Selecting Hardware
Once performance becomes a concern, however, there are several factors that can contribute to the overall performance bottlenecks: disk throughput and capacity, memory, networking, and CPU. When scaling Kafka very large, there can also be constraints on the number of partitions that a single broker can handle due to the amount of metadata that needs to be updated. Once you have determined which performance types are the most critical for your environment, you can select an optimized hardware configuration appropriate for your budget.
Disk Throughput
The performance of producer clients will be most directly influenced by the throughput of the broker disk that is used for storing log segments. Kafka messages must be committed to local storage when they are produced, and most clients will wait until at least one broker has confirmed that messages have been committed before considering the send successful. This means that faster disk writes will equal lower produce latency.
SSDs have drastically lower seek and access times and will provide the best performance.
HDDs, on the other hand, are more economical and provide more capacity per unit. You can also improve the performance of HDDs by using more of them in a broker, whether by having multiple data directories or by setting up the drives in a redundant array of independent disks (RAID) configuration.
Other factors, such as the specific drive technology (e.g., serial attached storage or serial ATA), as well as the quality of the drive controller, will affect throughput.
Generally, observations show that HDD drives are typically more useful for clusters with very high storage needs but aren’t accessed as often, while SSDs are better options if there is a very large number of client connections.
Disk Capacity
The amount of disk capacity that is needed is determined by how many messages need to be retained at any time.
If the broker is expected to receive 1 TB of traffic each day, with 7 days of retention, then the broker will need a minimum of 7 TB of usable storage for log segments. You should also factor in at least 10% overhead for other files, in addition to any buffer that you wish to maintain for fluctuations in traffic or growth over time.
Storage capacity is one of the factors to consider when sizing a Kafka cluster and determining when to expand it. The total traffic for a cluster can be balanced across the cluster by having multiple partitions per topic, which will allow additional brokers to augment the available capacity if the density on a single broker will not suffice. The decision on how much disk capacity is needed will also be informed by the replication strategy chosen for the cluster.
Memory
The messages the consumer is reading from a topic are optimally stored in the system’s page cache, resulting in faster reads than if the broker has to reread the messages from disk. Therefore, having more memory available to the system for page cache will improve the performance of consumer clients.
Kafka itself does not need much heap memory configured for the Java Virtual Machine (JVM). Even a broker that is handling 150,000 messages per second and a data rate of 200 megabits per second can run with a 5 GB heap. The rest of the system memory will be used by the page cache and will benefit Kafka by allowing the system to cache log segments in use.

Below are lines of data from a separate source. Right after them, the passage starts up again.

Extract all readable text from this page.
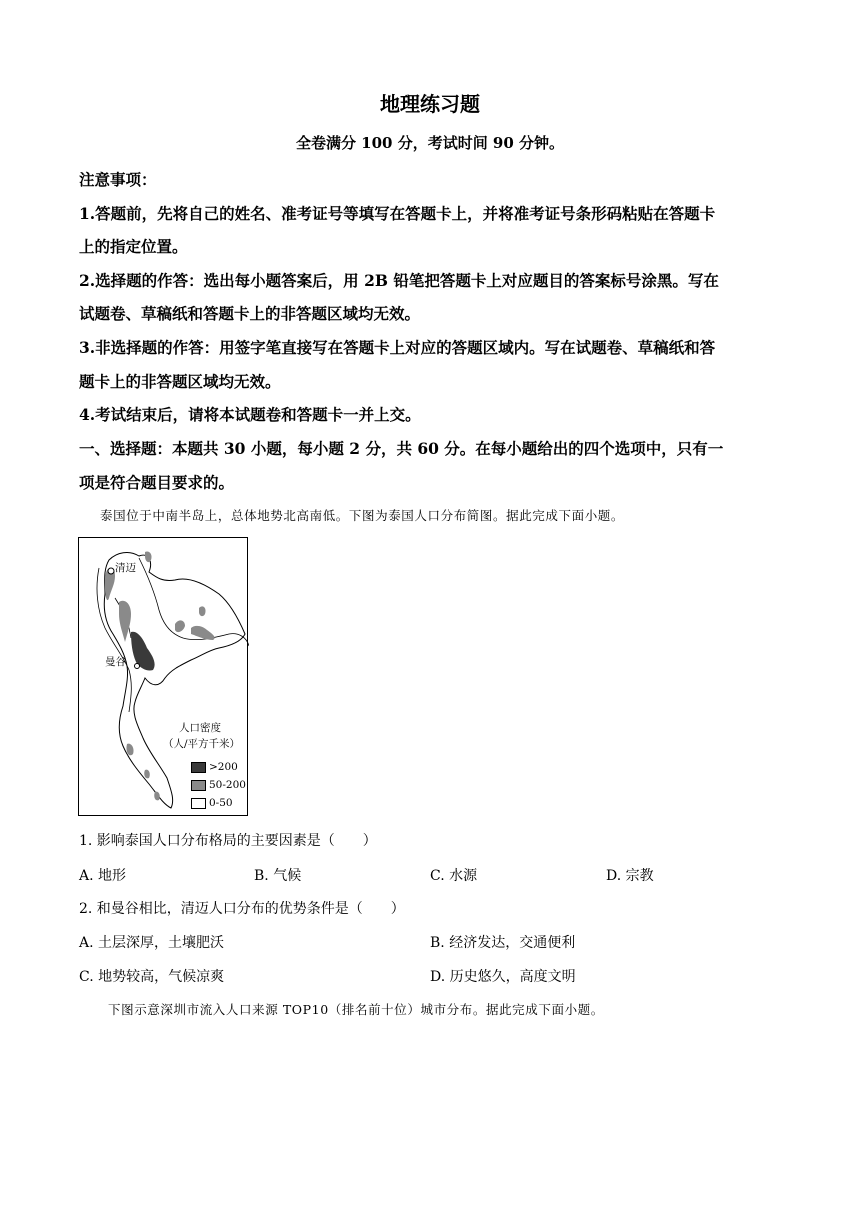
地理练习题
全卷满分 100 分，考试时间 90 分钟。
注意事项：
1.答题前，先将自己的姓名、准考证号等填写在答题卡上，并将准考证号条形码粘贴在答题卡
上的指定位置。
2.选择题的作答：选出每小题答案后，用 2B 铅笔把答题卡上对应题目的答案标号涂黑。写在
试题卷、草稿纸和答题卡上的非答题区域均无效。
3.非选择题的作答：用签字笔直接写在答题卡上对应的答题区域内。写在试题卷、草稿纸和答
题卡上的非答题区域均无效。
4.考试结束后，请将本试题卷和答题卡一并上交。
一、选择题：本题共 30 小题，每小题 2 分，共 60 分。在每小题给出的四个选项中，只有一
项是符合题目要求的。
泰国位于中南半岛上，总体地势北高南低。下图为泰国人口分布简图。据此完成下面小题。
清迈
曼谷
人口密度
（人/平方千米）
>200
50-200
0-50
1. 影响泰国人口分布格局的主要因素是（　　）
A. 地形	B. 气候	C. 水源	D. 宗教
2. 和曼谷相比，清迈人口分布的优势条件是（　　）
A. 土层深厚，土壤肥沃	B. 经济发达，交通便利
C. 地势较高，气候凉爽	D. 历史悠久，高度文明
下图示意深圳市流入人口来源 TOP10（排名前十位）城市分布。据此完成下面小题。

This is the main reason it is not recommended to have Kafka colocated on a system with any other significant application, as it will have to share the use of the page cache. This will decrease the consumer performance for Kafka.
Networking
The available network throughput will specify the maximum amount of traffic that Kafka can handle. This can be a governing factor, combined with disk storage, for cluster sizing. This is complicated by the inherent imbalance between inbound and outbound network usage that is created by Kafka’s support for multiple consumers. A producer may write 1 MB per second for a given topic, but there could be any number of consumers that create a multiplier on the outbound network usage.
Other operations, such as cluster replication and mirroring, will also increase requirements. Should the network interface become saturated, it is not uncommon for cluster replication to fall behind, which can leave the cluster in a vulnerable state. To prevent the network from being a major governing factor, it is recommended to run with at least 10 Gb NICs (Network Interface Cards).
CPU
Processing power is not as important as disk and memory until you begin to scale Kafka very large, but it will affect overall performance of the broker to some extent. Ideally, clients should compress messages to optimize network and disk usage. The Kafka broker must decompress all message batches, however, in order to validate the of the individual messages and assign offsets. It then needs to recompress the message batch in order to store it on disk. This is where most of Kafka’s requirement for processing power comes from. This should not be the primary factor in selecting hardware, however, unless clusters become very large with hundreds of nodes and millions of partitions in a single cluster. At that point, selecting more performant CPU can help reduce cluster sizes.
Kafka in AWS Cloud
A good place to start on decisions is with the amount of data retention required, followed by the performance needed from the producers.
If very low latency is necessary, I/O optimized instances utilizing local SSD storage might be required. Otherwise, ephemeral storage (such as the Amazon Elastic Block Store) might be sufficient.
A common choice in AWS is either the m4 or r3 instance types. The m4 will allow for greater retention periods, but the throughput to the disk will be less because it is on elastic block storage. The r3 instance will have much better throughput with local SSD drives, but those drives will limit the amount of data that can be retained. For the best of both worlds, it may be necessary to move up to either the i2 or d2 instance types, but they are significantly more expensive.